The bigger the brain, the higher up the food chain a fish is, according to a new study from the University of Guelph.

U of G researchers also found that fish moving among more habitats providing wider food sources have larger brains.

The study looked at fish food webs in Lake Huron’s Big Sound Bay near Parry Sound, Ont. The researchers caught and analyzed about 300 fish from 16 species.

Lead author Nick Edmunds analyzed fish brain size in the lab
Lead author Nick Edmunds analyzed fish brain size in the lab

“We wanted to analyze habitat coupling, meaning we were looking at which fish can move between near-shore and off-shore,” said Prof. Kevin McCann, Integrative Biology, and a co-author of the study.

“Smart organisms that are mobile can help maintain ecosystem stability. The fish that operate in both areas ate higher up the food chain.”

Researchers had thought brain size might play a role in food webs, but they lacked data to support the theory.

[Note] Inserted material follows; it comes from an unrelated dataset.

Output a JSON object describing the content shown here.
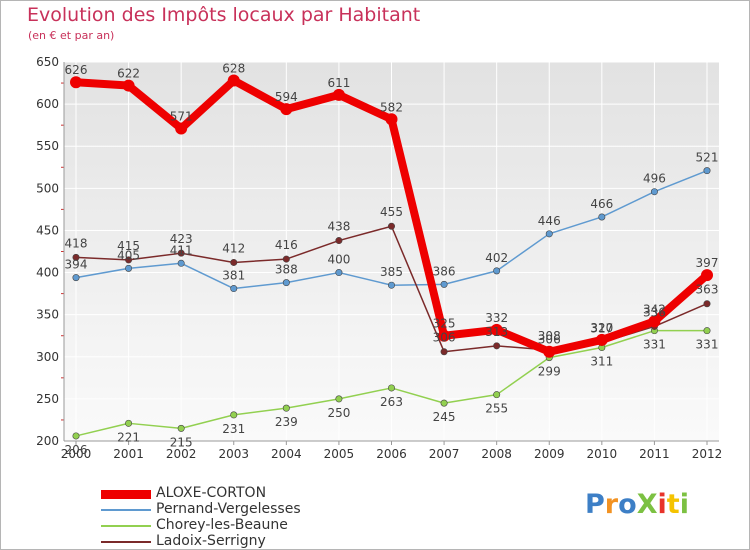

In this study, master’s student Nicholas Edmunds and other researchers analyzed stable isotopes to see what fish ate, and studied fishes’ brain size.

They found that species with larger brains moved around and ate larger prey than smaller-brained species.

Within a single species, fish that moved between in-shore and off-shore and ate larger prey had larger brains than those sticking to one area and eating smaller prey.

“Being able to live in multiple habitats may require an increased cognitive capacity,” said integrative biology professor Fred Laberge, a co-author of the study and an expert in the neurobiology of amphibians and fish.

“Those fish that couple more have mechanisms that allow them to sustain themselves in different environments, and it looks like the brain plays a key role in this.”

The study is the first to look at the role of brain size in a food web.

Being able to respond rapidly to changing resource conditions is integral to stabilizing food webs, the researchers say.

“Incorporating cognition into how we think about food webs can help us understand how individuals and populations will respond in the face of changing conditions in the future,” the paper concludes.

The study is published in the June issue of Ecology Letters.

The same research group found that the size of different brains regions, known to underlie distinct functions, is also associated with food web variables in a pattern suggesting trade-offs among the relative sizes of the different parts of the brain. This second study is published in the June issue of Brain, Behavior and Evolution.